Article update in July 2024.
At what level of wealth is it worth splitting your assets between two or more wealth managers? I am asked this question time and again. As is almost always the case in finance, there is no simple answer to this question that is right for everyone. But there are concrete considerations you should make in this context. In this article, we want to highlight the relevant considerations and help you to find the answer for yourself.
Current Situation
According to the LGT Private Banking Report 2020 (unfortunately no more recent reports available), millionaires in Switzerland have an average of 2.3 banking relationships with which they have invested money. A third of Swiss millionaires have concentrated their funds with just one bank. Another third spread their investments across two banks and the remaining third across three or more. It can be assumed that clients with higher assets also have more banking relationships.
Satisfaction
Are you satisfied with your bank or independent wealth manager? Does your advisor understand your needs? Is the return commensurate with the agreed benchmark index and the competition? Does your wealth manager refrain from selling you their own products? If you can answer all these questions with a “yes”, there is hardly any reason to split your assets. You have made a good choice with your wealth manager.
However, if you are dissatisfied with one of the above points or any other aspect of the services, it is worth challenging your wealth manager by reallocating a substantial portion of your assets. This will send a signal that you are not fully satisfied with the services, and you will see that your wealth manager will suddenly try to look after you as if you were a new client.
Costs
The more money you invest with a particular wealth manager, the more leverage you have when negotiating costs. If you place five million instead of one million, both the wealth management fee and the processing costs (transactions and custody fee) are significantly reduced. Of course, at first glance this may seem to argue against splitting your assets between two or more providers.

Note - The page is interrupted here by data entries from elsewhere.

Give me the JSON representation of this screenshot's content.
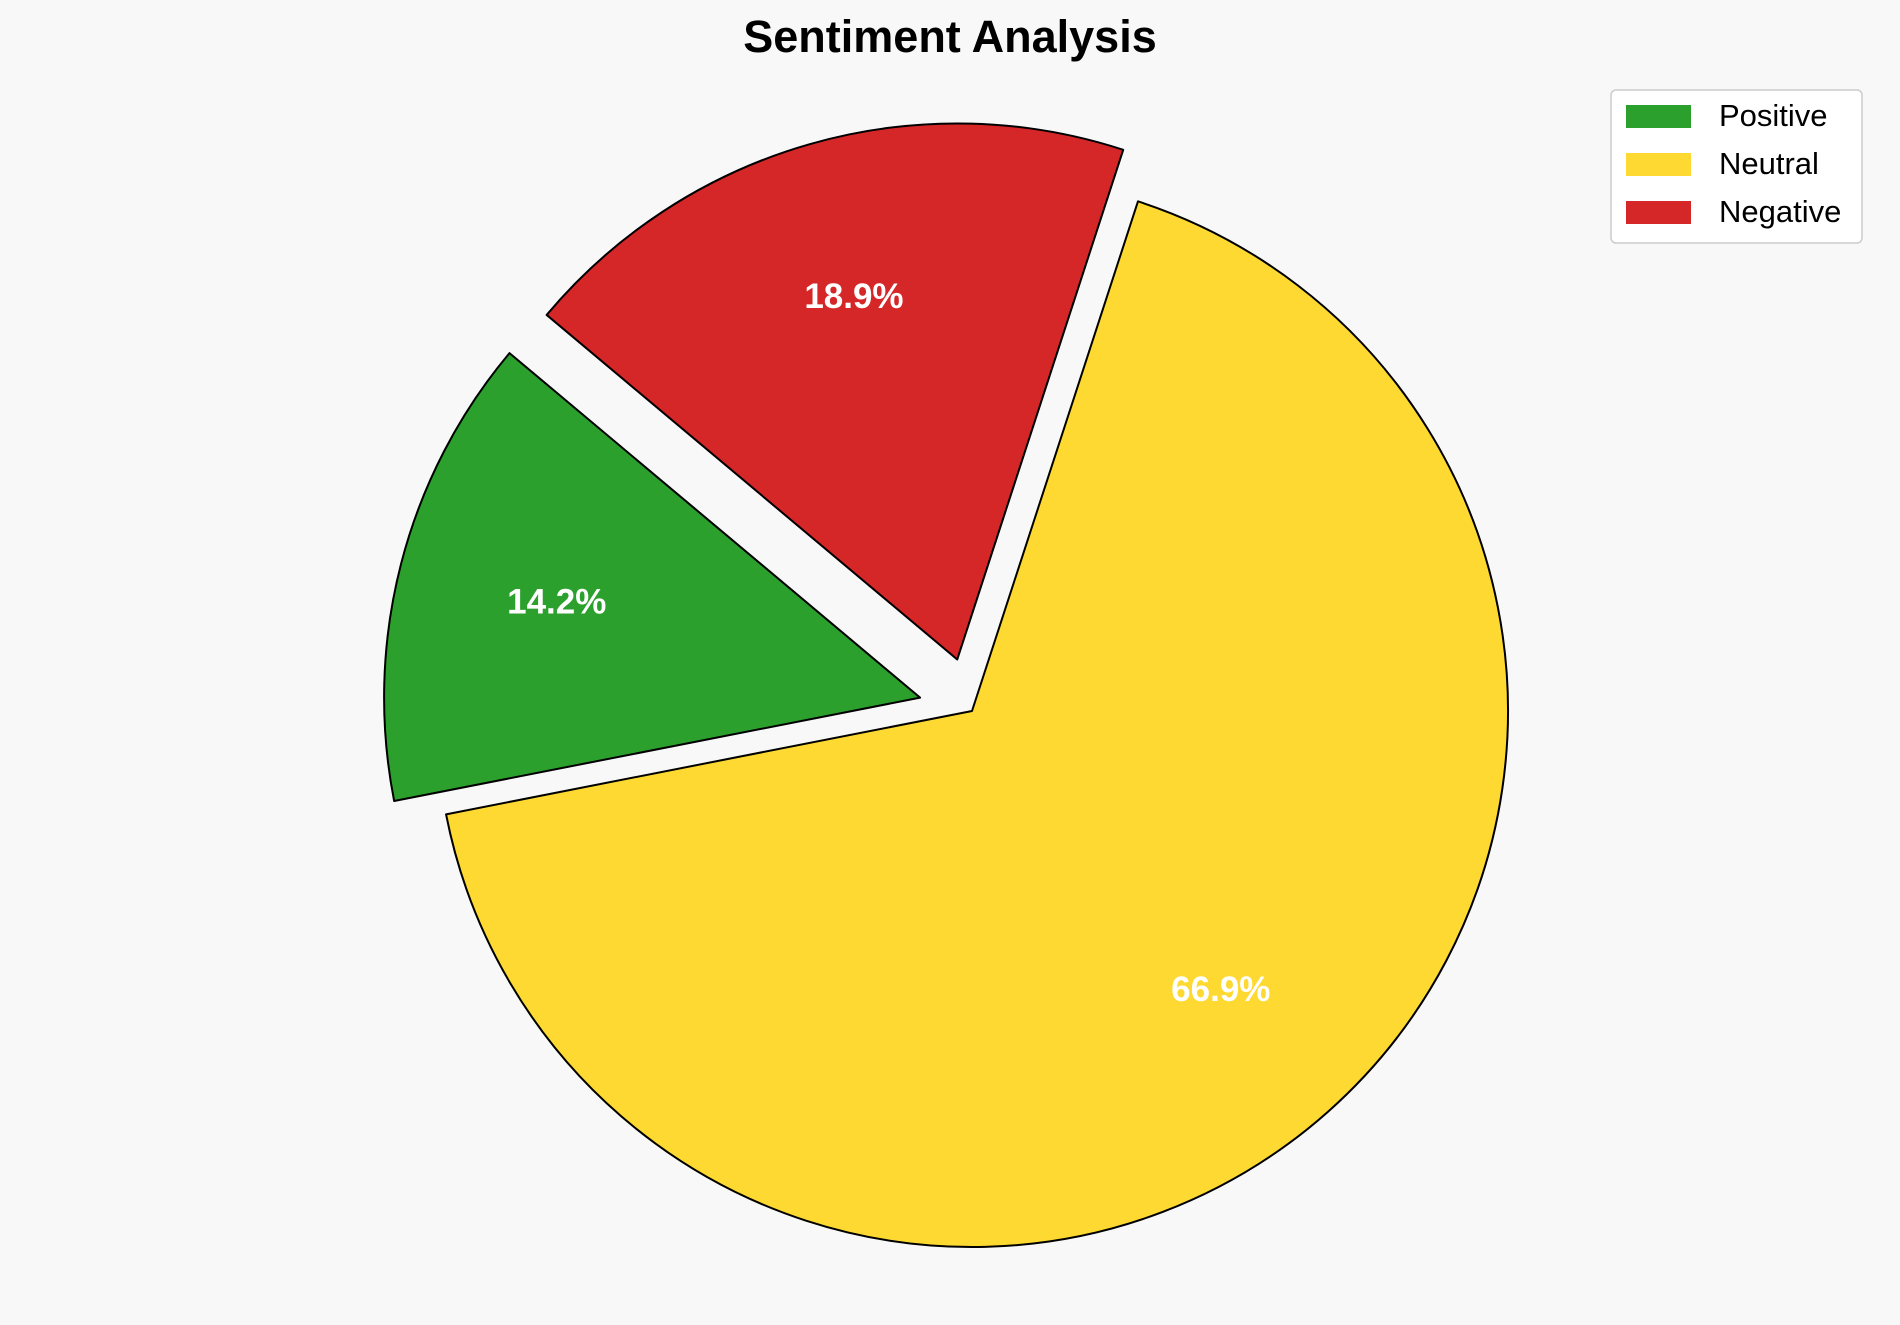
{
  "chart_data": {
    "type": "pie",
    "title": "Sentiment Analysis",
    "categories": [
      "Positive",
      "Neutral",
      "Negative"
    ],
    "values": [
      14.2,
      66.9,
      18.9
    ],
    "value_labels": [
      "14.2%",
      "66.9%",
      "18.9%"
    ],
    "colors": [
      "#2ca02c",
      "#fdd931",
      "#d62728"
    ],
    "explode": [
      0.1,
      0,
      0.1
    ],
    "start_angle": 140,
    "legend": "upper right"
  }
}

However, many banks and independent wealth managers achieve poor returns year after year. This can easily be 2% or more per year, which is lost compared to the average performance of market participants. So, if you pay a little more by splitting your assets with the “new” wealth manager, but he achieves a significantly higher return for you, the split is well worth it. The previous wealth manager, who knows that he is now in competition, will normally be wary of charging you higher fees, as he would lose the remaining goodwill.
Investment Amount
FinGuide generally recommends not investing less than CHF 500,000 with one provider. Below this amount, it is difficult to ensure good diversification without switching to investment funds. However, these increase the costs and therefore you should avoid these if possible. You should therefore only consider splitting your assets if you have a total investment amount of substantially more than one million francs. If your assets are less than this, there is only one solution if you are dissatisfied: change bank or independent wealth manager.
Does it make sense to divide your assets anyway once you reach a certain amount? Our answer is: yes. Where this amount lies is a matter of opinion. FinGuide recommends that from an investment amount of around CHF 5 to 10 million, you should always consider splitting your assets. The difference in costs is no longer substantial and if the providers know that they are in competition, experience has shown that they simply make more effort to satisfy you.
Holistic Advice
Customers rightly expect holistic advice from their bank or independent wealth manager. However, this is only possible if – in the case of divided assets – both providers know exactly what amount is invested with which strategy with the other provider. Secrecy is useless here and makes the advisors’ work more difficult. So disclose how you have invested your assets overall. There are various providers who can provide you with a consolidated overview of your investments with “competitors” and thus clearly show you your overall situation. The compilation of a consolidated view requires some effort which will be charged separately.
Security
The issue of security is generally only relevant for cash assets, as these are held on a bank’s balance sheet and are jeopardized in the event of bankruptcy. Deposit protection guarantees CHF100,000 per customer and bank. Custody assets, on the other hand, are independent of the bank balance sheet. Therefore, you do not increase the security of your assets by spreading them across two or more providers. Unless you permanently keep cash deposits of CHF 100,000, which we would not recommend.
Conclusion
Two thirds of Swiss private banking clients are already taking the opportunity to split their assets between two or more providers. This increases competition between providers, which in turn benefits customers. As an investor, you gain experience by splitting your assets and can better compare services. This also helps investors to identify “creative” explanations for poor performance. Asset allocation is also a way of finding a better provider and then concentrating your assets with them again if service and performance is right.